The study’s lead author, Kaustubh Supekar, PhD, said: “When a condition is described in a biased way, the diagnostic methods are biased. This study suggests we need to think differently.”
Senior author, Vinod Menon, added: “We detected significant differences between the brains of boys and girls with autism, and obtained individualized predictions of clinical symptoms in girls.
“We know that camouflaging of symptoms is a major challenge in the diagnosis of autism in girls, resulting in diagnostic and treatment delays.”
Lawrence Fung, MD, PhD, assistant professor of psychiatry and behavioural sciences, said: “Knowing that males and females don’t present the same way, both behaviourally and neurologically, is very compelling.
“If the treatments can be done at the right time, it makes a big, big difference: For instance, children on the autism spectrum receiving early language intervention will have a better chance of developing language like everyone else and won’t have to keep playing catch-up as they grow up.
“If a child cannot articulate themselves well, they fall behind in many different areas. The consequences are really serious if they are not getting diagnoses early.”

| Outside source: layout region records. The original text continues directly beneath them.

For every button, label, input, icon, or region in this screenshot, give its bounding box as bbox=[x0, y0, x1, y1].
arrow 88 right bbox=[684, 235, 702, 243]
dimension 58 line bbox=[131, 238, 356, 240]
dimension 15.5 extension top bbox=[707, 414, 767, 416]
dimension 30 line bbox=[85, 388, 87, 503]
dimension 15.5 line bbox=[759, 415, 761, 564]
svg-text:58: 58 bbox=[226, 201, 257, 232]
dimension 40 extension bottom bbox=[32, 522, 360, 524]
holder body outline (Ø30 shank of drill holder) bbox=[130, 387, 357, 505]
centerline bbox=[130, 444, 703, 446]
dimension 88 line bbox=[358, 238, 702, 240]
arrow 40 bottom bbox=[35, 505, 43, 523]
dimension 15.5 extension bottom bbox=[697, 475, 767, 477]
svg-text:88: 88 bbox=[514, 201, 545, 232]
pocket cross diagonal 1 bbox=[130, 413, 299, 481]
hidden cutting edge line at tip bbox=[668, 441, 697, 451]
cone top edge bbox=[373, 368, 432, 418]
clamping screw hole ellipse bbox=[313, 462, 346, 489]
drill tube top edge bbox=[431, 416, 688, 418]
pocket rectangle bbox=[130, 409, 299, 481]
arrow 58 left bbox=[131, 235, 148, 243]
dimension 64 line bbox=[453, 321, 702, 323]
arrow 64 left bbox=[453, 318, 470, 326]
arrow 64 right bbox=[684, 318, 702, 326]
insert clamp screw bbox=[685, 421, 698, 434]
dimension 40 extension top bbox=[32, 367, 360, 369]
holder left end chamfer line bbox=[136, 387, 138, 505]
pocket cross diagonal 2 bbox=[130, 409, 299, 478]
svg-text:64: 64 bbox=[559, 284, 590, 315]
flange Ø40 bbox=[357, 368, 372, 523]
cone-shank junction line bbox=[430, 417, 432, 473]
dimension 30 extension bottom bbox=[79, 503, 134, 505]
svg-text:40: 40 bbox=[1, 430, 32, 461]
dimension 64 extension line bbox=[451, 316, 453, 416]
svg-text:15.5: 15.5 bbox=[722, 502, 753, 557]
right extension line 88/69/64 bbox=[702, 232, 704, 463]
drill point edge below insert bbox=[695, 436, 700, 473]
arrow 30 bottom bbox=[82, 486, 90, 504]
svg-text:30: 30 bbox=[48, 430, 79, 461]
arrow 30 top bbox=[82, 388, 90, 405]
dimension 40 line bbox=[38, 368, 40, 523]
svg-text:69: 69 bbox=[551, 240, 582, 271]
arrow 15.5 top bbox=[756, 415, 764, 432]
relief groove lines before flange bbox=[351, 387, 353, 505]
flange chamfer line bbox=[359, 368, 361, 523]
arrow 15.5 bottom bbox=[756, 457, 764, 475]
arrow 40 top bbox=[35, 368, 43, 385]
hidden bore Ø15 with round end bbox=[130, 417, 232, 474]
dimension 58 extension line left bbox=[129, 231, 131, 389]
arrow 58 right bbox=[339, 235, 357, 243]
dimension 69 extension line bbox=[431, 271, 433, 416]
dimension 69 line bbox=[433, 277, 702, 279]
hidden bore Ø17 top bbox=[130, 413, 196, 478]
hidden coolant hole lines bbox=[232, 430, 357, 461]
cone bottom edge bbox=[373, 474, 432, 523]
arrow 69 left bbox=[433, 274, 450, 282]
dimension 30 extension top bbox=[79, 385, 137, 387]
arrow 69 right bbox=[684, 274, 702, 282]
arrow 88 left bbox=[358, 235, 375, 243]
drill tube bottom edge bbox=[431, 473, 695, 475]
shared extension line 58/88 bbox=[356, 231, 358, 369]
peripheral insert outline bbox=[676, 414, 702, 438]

The algorithm had 86% accuracy identifying boys and girls
For the prevalence of boys in the brain-scan databases, researchers set up a mathematical challenge where they used standard statistical methods used to find differences between groups, which required that the groups be reasonably equal in size.
The methods underlie machine-learning techniques in which algorithms can be trained to find patterns in very large and complex datasets.
Using 678 of the brain scans from children with autism, an algorithm was developed which could distinguish between boys and girls with 86% accuracy – verifying the algorithm on the remaining 95 brain scans from children with autism, it withheld the same accuracy at distinguishing boys from girls.
Additionally, they also tested the algorithm on 976 brain scans from typically developing boys and girls. However, the algorithm could not distinguish among them, confirming that the sex differences the scientists found were unique to autism.
What are the differences in boys and girls?
Girls with autism had different patterns of connectivity than boys did in several brain centres, such as seen with motor, language and visuospatial attention systems. Girl’s differences in motor canters were linked to the severity of their motor symptoms – which highlighted those girls whose brain patterns were most similar to boys with autism often had the most distinct motor symptoms.
Differences in a group of motor areas, including the primary motor cortex, supplementary motor area, parietal and lateral occipital cortex, and middle and superior temporal gyri, were seen to be the largest between the genders.
Supekar continued: “When I tried to identify differences (with traditional methods), the algorithm would tell me every brain is a male with autism. It was over-learning and not distinguishing between males and females with autism.
“When you see that there are differences in regions of the brain that are related to clinical symptoms of autism, this seems more real.”
Menon finalised: “Our research advances use of artificial intelligence-based techniques for precision psychiatry in autism.”
The researchers hope this study can be used to pilot future efforts to improve diagnosis and treatment for girls, lessening the diagnostic disparity.